Mostly, they talked with money, and lobbyists. Whenever and wherever legislators made the slightest gesture toward passing a soft drink tax, the soda industry instantly retaliated. Mayor Michael Nutter and the city council of Philadelphia wanted to tax soda at two cents an ounce. The American Beverage Association promised to donate $10 million to obesity prevention programs at the Children’s Hospital of Philadelphia and, presto, the measure was withdrawn. David Paterson, governor of New York, proposed an 18 percent “obesity tax” on soft drinks. The industry spent $9.4 million on an aggressive lobbying and blitz-advertising campaign, disguised as a grassroots uprising called “New Yorkers Against Unfair Taxes.” The bill never came up for a vote. Similar measures failed in San Francisco, Washington, D.C., Richmond and El Monte, California, and some two dozen other jurisdictions. Only Berkeley, a college town with one of the most progressive legislative records in the nation, managed to pass a soda tax of a penny per ounce. The measure sailed through in 2014 with 76 percent of the vote.

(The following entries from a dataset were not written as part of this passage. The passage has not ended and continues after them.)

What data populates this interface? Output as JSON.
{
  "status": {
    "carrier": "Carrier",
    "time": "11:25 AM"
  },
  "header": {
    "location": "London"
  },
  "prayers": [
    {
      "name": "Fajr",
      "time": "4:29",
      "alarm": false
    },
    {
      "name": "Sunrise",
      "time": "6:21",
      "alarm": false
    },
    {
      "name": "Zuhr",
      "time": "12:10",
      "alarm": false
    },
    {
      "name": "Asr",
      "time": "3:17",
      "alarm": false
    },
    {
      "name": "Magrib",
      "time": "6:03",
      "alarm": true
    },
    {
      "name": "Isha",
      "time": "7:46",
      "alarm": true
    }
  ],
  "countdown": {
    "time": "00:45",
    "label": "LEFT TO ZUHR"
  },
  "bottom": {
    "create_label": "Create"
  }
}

But even the so-called People’s Republic of Berkeley would do well to remain vigilant, as the example of Mexico makes clear. International health activists consider Mexico their biggest victory to date in the soda tax wars. With one of the world’s highest rates of per capita soda consumption, as well as soaring rates of obesity and diabetes, the Mexican government decided in 2013 to impose a national tax on sugared drinks—raising their prices by about 10 percent. The tax appears to be working: according to a study by Mexico’s National Institute of Public Health and the University of North Carolina, Mexicans cut back on soda drinking by 6 percent overall in 2014 and by an even greater percentage among the poor, although the Mexican soft drink industry disputes the findings.

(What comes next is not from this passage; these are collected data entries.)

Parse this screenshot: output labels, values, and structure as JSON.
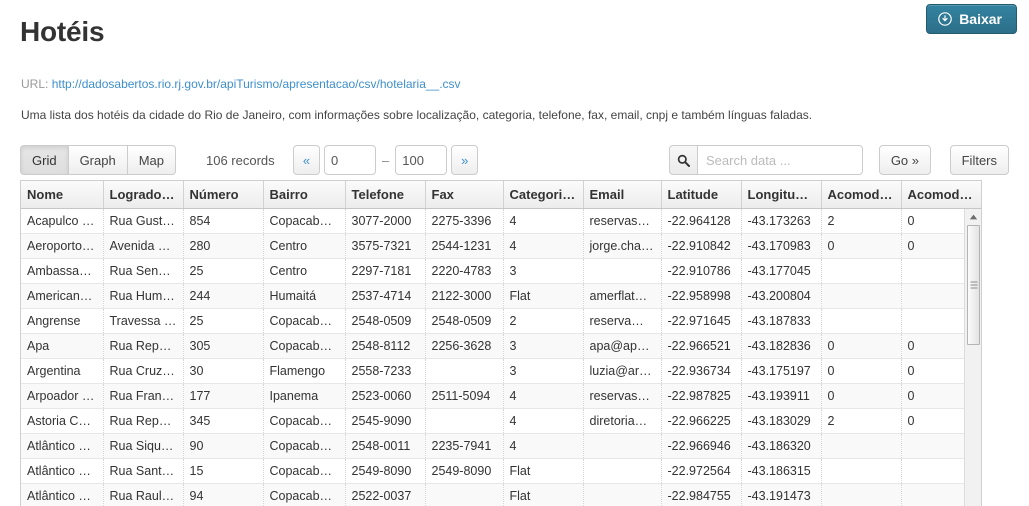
{
  "header": {
    "title": "Hotéis",
    "download_label": "Baixar",
    "download_icon": "download-circle-icon"
  },
  "meta": {
    "url_label": "URL:",
    "url_text": "http://dadosabertos.rio.rj.gov.br/apiTurismo/apresentacao/csv/hotelaria__.csv",
    "description": "Uma lista dos hotéis da cidade do Rio de Janeiro, com informações sobre localização, categoria, telefone, fax, email, cnpj e também línguas faladas."
  },
  "toolbar": {
    "views": [
      {
        "label": "Grid",
        "active": true
      },
      {
        "label": "Graph",
        "active": false
      },
      {
        "label": "Map",
        "active": false
      }
    ],
    "records_text": "106 records",
    "pager": {
      "prev_label": "«",
      "next_label": "»",
      "from_value": "0",
      "dash": "–",
      "to_value": "100"
    },
    "search": {
      "icon": "search-icon",
      "placeholder": "Search data ...",
      "value": ""
    },
    "go_label": "Go »",
    "filters_label": "Filters"
  },
  "table": {
    "columns": [
      "Nome",
      "Logrado…",
      "Número",
      "Bairro",
      "Telefone",
      "Fax",
      "Categori…",
      "Email",
      "Latitude",
      "Longitud…",
      "Acomod…",
      "Acomod…"
    ],
    "rows": [
      [
        "Acapulco …",
        "Rua Gust…",
        "854",
        "Copacaba…",
        "3077-2000",
        "2275-3396",
        "4",
        "reservas…",
        "-22.964128",
        "-43.173263",
        "2",
        "0"
      ],
      [
        "Aeroporto…",
        "Avenida B…",
        "280",
        "Centro",
        "3575-7321",
        "2544-1231",
        "4",
        "jorge.chav…",
        "-22.910842",
        "-43.170983",
        "0",
        "0"
      ],
      [
        "Ambassa…",
        "Rua Sena…",
        "25",
        "Centro",
        "2297-7181",
        "2220-4783",
        "3",
        "",
        "-22.910786",
        "-43.177045",
        "",
        ""
      ],
      [
        "American…",
        "Rua Hum…",
        "244",
        "Humaitá",
        "2537-4714",
        "2122-3000",
        "Flat",
        "amerflat…",
        "-22.958998",
        "-43.200804",
        "",
        ""
      ],
      [
        "Angrense",
        "Travessa …",
        "25",
        "Copacaba…",
        "2548-0509",
        "2548-0509",
        "2",
        "reserva@…",
        "-22.971645",
        "-43.187833",
        "",
        ""
      ],
      [
        "Apa",
        "Rua Repú…",
        "305",
        "Copacaba…",
        "2548-8112",
        "2256-3628",
        "3",
        "apa@apa…",
        "-22.966521",
        "-43.182836",
        "0",
        "0"
      ],
      [
        "Argentina",
        "Rua Cruz …",
        "30",
        "Flamengo",
        "2558-7233",
        "",
        "3",
        "luzia@arg…",
        "-22.936734",
        "-43.175197",
        "0",
        "0"
      ],
      [
        "Arpoador …",
        "Rua Fran…",
        "177",
        "Ipanema",
        "2523-0060",
        "2511-5094",
        "4",
        "reservas…",
        "-22.987825",
        "-43.193911",
        "0",
        "0"
      ],
      [
        "Astoria C…",
        "Rua Repú…",
        "345",
        "Copacaba…",
        "2545-9090",
        "",
        "4",
        "diretoria…",
        "-22.966225",
        "-43.183029",
        "2",
        "0"
      ],
      [
        "Atlântico …",
        "Rua Siqu…",
        "90",
        "Copacaba…",
        "2548-0011",
        "2235-7941",
        "4",
        "",
        "-22.966946",
        "-43.186320",
        "",
        ""
      ],
      [
        "Atlântico …",
        "Rua Sant…",
        "15",
        "Copacaba…",
        "2549-8090",
        "2549-8090",
        "Flat",
        "",
        "-22.972564",
        "-43.186315",
        "",
        ""
      ],
      [
        "Atlântico …",
        "Rua Raul …",
        "94",
        "Copacaba…",
        "2522-0037",
        "",
        "Flat",
        "",
        "-22.984755",
        "-43.191473",
        "",
        ""
      ]
    ]
  },
  "colors": {
    "accent": "#2c6f89",
    "link": "#3e8fcd",
    "header_text": "#333333"
  }
}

But the enthusiasm of the health community was tempered in late 2015, when Mexico’s lower legislative house voted to cut the soda tax in half for soft drinks with half the sugar of standard Coke or Pepsi, a move that, incidentally or otherwise, would have lowered the price of existing sweet beverages marketed for children. Stung by the international outcry, the Mexican Senate hastily overturned the tax-cut measure, but few believe the matter is settled for good.

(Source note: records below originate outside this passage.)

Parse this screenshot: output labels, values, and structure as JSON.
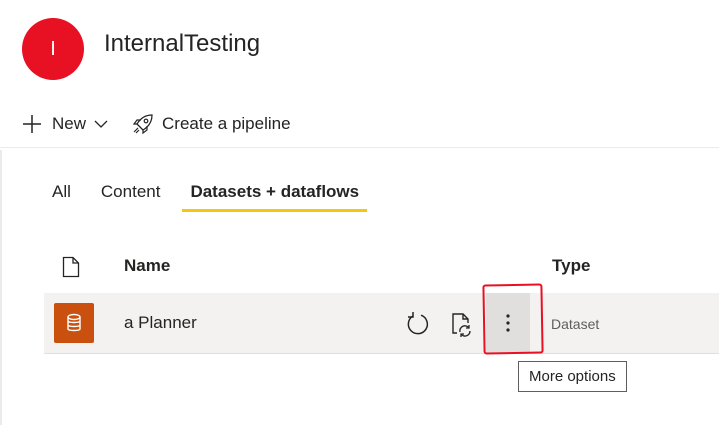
{
  "workspace": {
    "avatar_initial": "I",
    "avatar_color": "#e81123",
    "title": "InternalTesting"
  },
  "toolbar": {
    "new_label": "New",
    "pipeline_label": "Create a pipeline"
  },
  "tabs": [
    {
      "label": "All",
      "active": false
    },
    {
      "label": "Content",
      "active": false
    },
    {
      "label": "Datasets + dataflows",
      "active": true
    }
  ],
  "table": {
    "columns": {
      "icon": "document-icon",
      "name": "Name",
      "type": "Type"
    },
    "rows": [
      {
        "name": "a Planner",
        "type": "Dataset",
        "icon": "database-icon",
        "icon_color": "#ca5010"
      }
    ]
  },
  "tooltip": {
    "text": "More options"
  },
  "colors": {
    "accent_underline": "#f2c811",
    "annotation": "#e81123"
  }
}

More reliable than legislation, perhaps, is messaging, peer pressure and sneer pressure—the ongoing campaign to make soda look trashy and tired. Yes, the piety of food purists can get irritating, and food fashions are always ridiculous when taken to extremes. The noisiest trend now is to demonize virtually all sweets and most carbohydrates, to the point where a ripe juicy honeydew melon is dismissed as “nature’s junk food.” But we all know the basic script for a reasonably healthy life. It hasn’t changed much in the last hundred years. Eat a wide variety of vegetables, fruits, and whole grains, moderate amounts of protein and fats, a minimum of added sugars, and don’t eat when you’re not hungry. If you drink alcohol, don’t overdrink. Get some sort of exercise every day. Try not to obsess over food or talk too much about food or take pictures of your food and post them online.
Maybe it isn’t fair to single out soda for opprobrium when candy bars and frosted crullers are also nonnutritious calorie grenades. But sugared soft drinks happen to be an easy target. We don’t need them, our children don’t need them, and we surely won’t miss them when they’re gone.